Schleppegrell, der sich altmodischerweise die Serviette quer über die Brust gebunden hatte, löste mechanisch den Knoten, legte die Serviette neben sich und sagte: »Nun gut, wenn Sie befehlen; es gibt noch eine zweite Lesart, von der es allerdings heißt, daß sie die richtigere sei. Der König ging mit Christine Munk, die seine Gemahlin war und auch wieder nicht war, etwas, das in unsrer Geschichte leider mehrfach vorkommt, im Schloßgarten spazieren, und mit den beiden war Prinz Ulrich und Prinzessin Fritz-Anna, und als sie bis an diesen Stein gekommen waren, setzten sie sich, um eine Plauderei zu haben. Und der König war so gnädig und liebenswürdig wie nie zuvor. Aber Christine Munk, aus Gründen, die bis diesen Augenblick niemand weiß oder auch nur ahnen kann (oder vielleicht auch hatte sie keine), schwieg in einem fort und sah so sauertöpfisch und griesgrämig drein, daß es eine große Verlegenheit gab. Und was das Schlimmste von der Sache war, diese Verstimmung Christinens hatte Dauer und war noch nicht vorüber, als der Abend herankam und der König in das Schlafgemach wollte. Da fand er die Tür verriegelt und verschlossen und mußte seine Ruh an einer andern Stelle nehmen.
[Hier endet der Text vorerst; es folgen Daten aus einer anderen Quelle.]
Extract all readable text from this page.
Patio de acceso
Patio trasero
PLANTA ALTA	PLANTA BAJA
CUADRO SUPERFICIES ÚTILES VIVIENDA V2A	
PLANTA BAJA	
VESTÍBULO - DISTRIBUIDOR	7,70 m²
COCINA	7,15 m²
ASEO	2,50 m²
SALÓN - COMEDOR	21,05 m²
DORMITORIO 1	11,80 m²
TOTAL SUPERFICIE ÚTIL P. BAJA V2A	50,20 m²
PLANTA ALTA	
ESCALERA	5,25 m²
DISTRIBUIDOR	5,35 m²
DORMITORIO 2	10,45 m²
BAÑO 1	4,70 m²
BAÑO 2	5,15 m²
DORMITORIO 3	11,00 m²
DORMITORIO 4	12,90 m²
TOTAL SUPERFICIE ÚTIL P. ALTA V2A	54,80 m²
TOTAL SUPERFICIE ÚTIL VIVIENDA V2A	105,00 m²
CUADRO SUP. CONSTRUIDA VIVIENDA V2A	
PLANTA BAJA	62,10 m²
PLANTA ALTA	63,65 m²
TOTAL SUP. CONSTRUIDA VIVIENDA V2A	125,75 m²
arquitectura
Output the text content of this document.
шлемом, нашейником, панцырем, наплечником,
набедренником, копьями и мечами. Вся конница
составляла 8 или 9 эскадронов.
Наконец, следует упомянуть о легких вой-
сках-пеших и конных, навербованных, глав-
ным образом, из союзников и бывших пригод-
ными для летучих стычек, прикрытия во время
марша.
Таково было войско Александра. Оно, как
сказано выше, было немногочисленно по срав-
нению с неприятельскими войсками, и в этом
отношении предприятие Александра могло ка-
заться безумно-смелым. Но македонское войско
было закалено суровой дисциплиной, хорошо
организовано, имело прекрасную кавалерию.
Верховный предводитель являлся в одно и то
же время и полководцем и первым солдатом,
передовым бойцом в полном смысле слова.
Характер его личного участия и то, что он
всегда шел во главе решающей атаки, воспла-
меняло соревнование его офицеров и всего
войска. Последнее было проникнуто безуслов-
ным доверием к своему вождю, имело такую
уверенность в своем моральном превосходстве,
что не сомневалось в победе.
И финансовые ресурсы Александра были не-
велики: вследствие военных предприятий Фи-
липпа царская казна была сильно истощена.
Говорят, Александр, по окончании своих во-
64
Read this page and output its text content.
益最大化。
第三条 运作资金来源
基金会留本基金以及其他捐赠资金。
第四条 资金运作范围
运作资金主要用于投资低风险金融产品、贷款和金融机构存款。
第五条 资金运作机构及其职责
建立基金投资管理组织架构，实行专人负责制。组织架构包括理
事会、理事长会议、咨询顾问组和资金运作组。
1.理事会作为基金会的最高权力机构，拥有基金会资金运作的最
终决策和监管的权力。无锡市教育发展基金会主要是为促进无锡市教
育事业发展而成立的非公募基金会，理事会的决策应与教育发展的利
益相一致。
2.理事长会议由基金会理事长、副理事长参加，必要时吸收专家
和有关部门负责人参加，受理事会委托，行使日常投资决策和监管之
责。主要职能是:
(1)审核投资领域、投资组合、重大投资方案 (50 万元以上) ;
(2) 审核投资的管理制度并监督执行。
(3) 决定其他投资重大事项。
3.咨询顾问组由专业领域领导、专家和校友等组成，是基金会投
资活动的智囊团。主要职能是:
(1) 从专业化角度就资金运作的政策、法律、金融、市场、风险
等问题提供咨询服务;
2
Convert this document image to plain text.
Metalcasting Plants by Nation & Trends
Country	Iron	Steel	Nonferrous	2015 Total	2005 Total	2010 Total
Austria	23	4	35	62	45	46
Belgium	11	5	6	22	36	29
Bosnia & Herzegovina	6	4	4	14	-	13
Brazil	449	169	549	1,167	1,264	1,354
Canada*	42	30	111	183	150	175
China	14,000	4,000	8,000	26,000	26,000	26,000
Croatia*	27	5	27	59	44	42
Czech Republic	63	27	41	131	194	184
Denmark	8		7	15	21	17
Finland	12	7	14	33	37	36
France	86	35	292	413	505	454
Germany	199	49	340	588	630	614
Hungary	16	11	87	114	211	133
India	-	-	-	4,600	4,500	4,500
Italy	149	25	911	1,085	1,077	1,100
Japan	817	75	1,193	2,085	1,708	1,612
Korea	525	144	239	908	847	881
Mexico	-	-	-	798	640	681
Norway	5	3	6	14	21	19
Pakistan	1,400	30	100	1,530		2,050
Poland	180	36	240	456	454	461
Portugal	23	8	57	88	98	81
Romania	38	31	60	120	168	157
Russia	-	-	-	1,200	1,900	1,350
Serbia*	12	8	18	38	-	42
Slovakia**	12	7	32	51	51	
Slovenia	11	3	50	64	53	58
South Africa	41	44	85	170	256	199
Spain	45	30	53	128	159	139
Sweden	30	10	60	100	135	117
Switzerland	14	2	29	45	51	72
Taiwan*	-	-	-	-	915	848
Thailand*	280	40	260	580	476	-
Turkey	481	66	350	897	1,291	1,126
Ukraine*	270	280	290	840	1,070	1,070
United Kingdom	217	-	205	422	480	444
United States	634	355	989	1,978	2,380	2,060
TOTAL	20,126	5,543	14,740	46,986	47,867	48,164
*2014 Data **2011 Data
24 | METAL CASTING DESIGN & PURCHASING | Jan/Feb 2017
Und da solches dem Könige vordem nie widerfahren war, weil Christine nicht nur zu den bestgelaunten, sondern auch zu den allerzärtlichsten Frauen gehörte, so beschloß der König diesen merkwürdigen Ausnahmetag zu verewigen und ließ Namen und Jahreszahl in den Stein einmeißeln, wo der rätselvolle eheliche Zwist seinen Anfang genommen hatte.«

»Nun«, sagte die Prinzessin, »das ist freilich um einen Grad intrikater, aber doch auch noch lange nicht dazu angetan, mich als Schreckgespenst der Prüderie heraufzubeschwören, wie mein lieber Schleppegrell heute vormittag getan zu haben scheint. Übrigens apropos Prüderie! Da habe ich gestern in einem französischen Buche gefunden, ›Prüderie, wenn man nicht mehr jung und schön sei, sei nichts als eine bis nach der Ernte noch stehengebliebene Vogelscheuche‹. Nicht übel; die Franzosen verstehen sich auf dergleichen. Was aber, um unser Thema nicht zu vergessen, die Geschichte vom König Christian und seinem ›Ausgeschlossensein‹ angeht, so wünschte ich wohl, all unsere Königs- und Prinzengeschichten, die jetzt nur das Gegenteil davon kennen, wiesen eine ähnliche Harmlosigkeit auf, ein Wunsch, in dem mir Graf Holk sicherlich zustimmen wird. Sagen Sie, Graf, wie finden Sie die Geschichte?«

»Die Wahrheit zu gestehen, gnädigste Prinzessin, ich finde die Geschichte zu kleinen Stils und überhaupt etwas zu wenig.«

»Zu wenig«, wiederholte Ebba. »Da möcht ich doch widersprechen dürfen. Das mit der samstäglichen Lohnauszahlung, das war zu wenig, aber nicht dies. Eine Frau, die griesgrämig und sauertöpfisch dreinsieht, ist nie wenig, und wenn ihre schlechte Laune so weit geht, ihren Eheherrn von ihrer Kammer auszuschließen (ich bedaure, diesen Punkt berühren zu müssen, aber die Historie verlangt Wahrheit und nicht Verschleierungen), so ist das vollends nicht wenig. Ich rufe meine gnädigste Prinzessin zum Zeugen auf und flüchte mich unter ihren Schutz. Aber so sind die Herren von heutzutage; König Christian läßt das Ereignis in Stein eingraben, als eine merkwürdige Sache, die zu den fernsten Zeiten sprechen soll, und Graf Holk findet es wenig und zu ›kleinen Stils‹.«

Holk sah sich in die Enge getrieben, und zugleich wahrnehmend, daß die Prinzessin augenscheinlich in der Laune war, auf Ebbas Seite zu treten, fuhr er unsicher hin und her und versicherte, während er abwechselnd einen ernsthaften und dann wieder ironischen Ton anzuschlagen versuchte, daß man in solcher Angelegenheit einen privaten und einen historischen Standpunkt durchaus unterscheiden müsse; vom privaten Standpunkt aus sei solch »Ausgeschlossensein« etwas tief Betrübliches und beinah Tragisches, ein ausgeschlossener König aber sei ganz unstatthaft, ja dürfe gar nicht vorkommen, und wenn die Geschichte dennoch dergleichen berichte, so begäbe sie sich eben ihrer Hoheit und Würde und gerate in das hinein, was er wohl oder übel »kleinen Stil« genannt habe.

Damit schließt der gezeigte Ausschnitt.